McAfee, a subsidiary of Intel, today released an “Analyzing Project Blitzkrieg, A Credible Threat” report that goes into significant detail about a possible scheme to launch a coordinated series of attacks against the banking industry, which may already be under way. The report essentially says that after much debate within the security community, McAfee Labs has determined that a Project Blitzkrieg threat made against U.S. banks is indeed credible.

As such, McAfee is advising the rest of the IT security community to take some preventative steps to mitigate this particular threat. According to Ryan Sherstobitoff, a threats researcher for McAfee Labs, Project Blitzkrieg is another example of how targeted security attacks are coming. Sherstobitoff says that at this juncture it looks like the authors of this attack are scanning specific banking accounts to not only find out how vulnerable these accounts are to an attack, but also which accounts have the most amount of money in them. The organizations launching these attacks appear to be a loose coalition of cyber criminals and terrorists using variants of code acquired from the same original source, says Sherstobitoff.
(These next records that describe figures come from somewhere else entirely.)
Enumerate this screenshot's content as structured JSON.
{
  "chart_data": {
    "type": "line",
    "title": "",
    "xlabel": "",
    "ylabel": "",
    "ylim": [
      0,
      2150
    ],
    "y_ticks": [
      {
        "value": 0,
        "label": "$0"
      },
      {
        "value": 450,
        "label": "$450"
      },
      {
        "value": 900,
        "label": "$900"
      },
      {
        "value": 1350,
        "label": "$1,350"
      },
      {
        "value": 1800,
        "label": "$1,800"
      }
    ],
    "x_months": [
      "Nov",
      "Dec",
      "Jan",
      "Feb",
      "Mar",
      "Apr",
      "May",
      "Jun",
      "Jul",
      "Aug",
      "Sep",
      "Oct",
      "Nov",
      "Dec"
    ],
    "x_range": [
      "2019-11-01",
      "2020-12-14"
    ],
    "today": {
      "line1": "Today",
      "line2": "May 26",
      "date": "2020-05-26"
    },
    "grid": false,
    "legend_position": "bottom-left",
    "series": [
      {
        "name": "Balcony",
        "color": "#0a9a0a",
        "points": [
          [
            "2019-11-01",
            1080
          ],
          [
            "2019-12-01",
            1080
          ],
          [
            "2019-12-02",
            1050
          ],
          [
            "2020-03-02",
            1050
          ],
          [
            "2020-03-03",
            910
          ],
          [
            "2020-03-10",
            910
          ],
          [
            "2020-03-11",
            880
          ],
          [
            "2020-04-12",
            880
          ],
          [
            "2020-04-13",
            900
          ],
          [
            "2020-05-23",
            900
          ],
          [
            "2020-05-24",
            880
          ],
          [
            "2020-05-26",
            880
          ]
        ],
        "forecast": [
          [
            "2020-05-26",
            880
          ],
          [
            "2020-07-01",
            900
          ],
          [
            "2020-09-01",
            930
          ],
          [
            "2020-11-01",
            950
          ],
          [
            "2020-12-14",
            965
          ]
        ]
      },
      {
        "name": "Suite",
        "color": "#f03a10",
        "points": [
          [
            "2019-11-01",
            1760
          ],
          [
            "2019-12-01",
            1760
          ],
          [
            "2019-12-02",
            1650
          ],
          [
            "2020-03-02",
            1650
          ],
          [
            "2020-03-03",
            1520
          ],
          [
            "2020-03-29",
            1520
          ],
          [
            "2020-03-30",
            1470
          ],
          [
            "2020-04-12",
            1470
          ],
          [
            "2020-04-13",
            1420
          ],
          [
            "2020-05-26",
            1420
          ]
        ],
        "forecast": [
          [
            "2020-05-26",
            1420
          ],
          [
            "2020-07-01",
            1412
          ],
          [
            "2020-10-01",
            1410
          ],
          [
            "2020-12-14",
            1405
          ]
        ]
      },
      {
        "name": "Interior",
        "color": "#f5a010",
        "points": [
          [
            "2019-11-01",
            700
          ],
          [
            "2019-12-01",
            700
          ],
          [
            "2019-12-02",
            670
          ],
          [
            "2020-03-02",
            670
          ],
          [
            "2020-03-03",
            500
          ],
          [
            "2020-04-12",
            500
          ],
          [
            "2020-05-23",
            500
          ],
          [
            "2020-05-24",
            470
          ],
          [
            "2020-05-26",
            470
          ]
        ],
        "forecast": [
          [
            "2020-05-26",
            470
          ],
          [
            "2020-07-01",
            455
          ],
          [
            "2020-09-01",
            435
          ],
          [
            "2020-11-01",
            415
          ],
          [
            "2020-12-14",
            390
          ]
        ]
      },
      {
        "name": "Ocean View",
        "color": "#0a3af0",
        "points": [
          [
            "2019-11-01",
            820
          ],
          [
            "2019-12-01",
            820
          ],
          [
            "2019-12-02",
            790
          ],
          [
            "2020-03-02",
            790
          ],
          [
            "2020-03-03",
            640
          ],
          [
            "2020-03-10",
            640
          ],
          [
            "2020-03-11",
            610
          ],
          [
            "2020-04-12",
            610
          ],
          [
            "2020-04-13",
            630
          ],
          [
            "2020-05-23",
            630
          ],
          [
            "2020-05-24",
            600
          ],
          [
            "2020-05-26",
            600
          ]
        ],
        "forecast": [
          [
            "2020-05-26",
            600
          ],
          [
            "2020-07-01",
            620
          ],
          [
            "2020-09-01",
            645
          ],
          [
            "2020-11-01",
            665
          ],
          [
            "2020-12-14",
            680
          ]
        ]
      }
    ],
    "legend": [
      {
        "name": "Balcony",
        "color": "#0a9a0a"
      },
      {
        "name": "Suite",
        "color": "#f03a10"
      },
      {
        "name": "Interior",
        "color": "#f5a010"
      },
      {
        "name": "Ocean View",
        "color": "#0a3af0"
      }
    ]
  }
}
On a certain level, the potential threat that Project Blitzkrieg represents feels like the digital version of a “smash and grab.” The basic idea is to launch a coordinated series of attacks simultaneously against 30 major financial institutions. The goal was apparently to fly low enough under the security radar screen while still being able to enlist the aid of several cyber criminal organizations to launch the attack. Like most crimes, the more people involved, the harder it is to keep a secret, so it’s not all that surprising to see word of this potential threat spreading across the Internet.

Whether the threat ever comes to fruition remains to be seen. But its discovery does serve to highlight the increasing sophistication of cyber criminals, which in turn requires more investment in security intelligence than ever because, as George Washington once observed, "There is nothing more necessary than good intelligence to frustrate a designing enemy, and nothing requires greater pains to obtain.”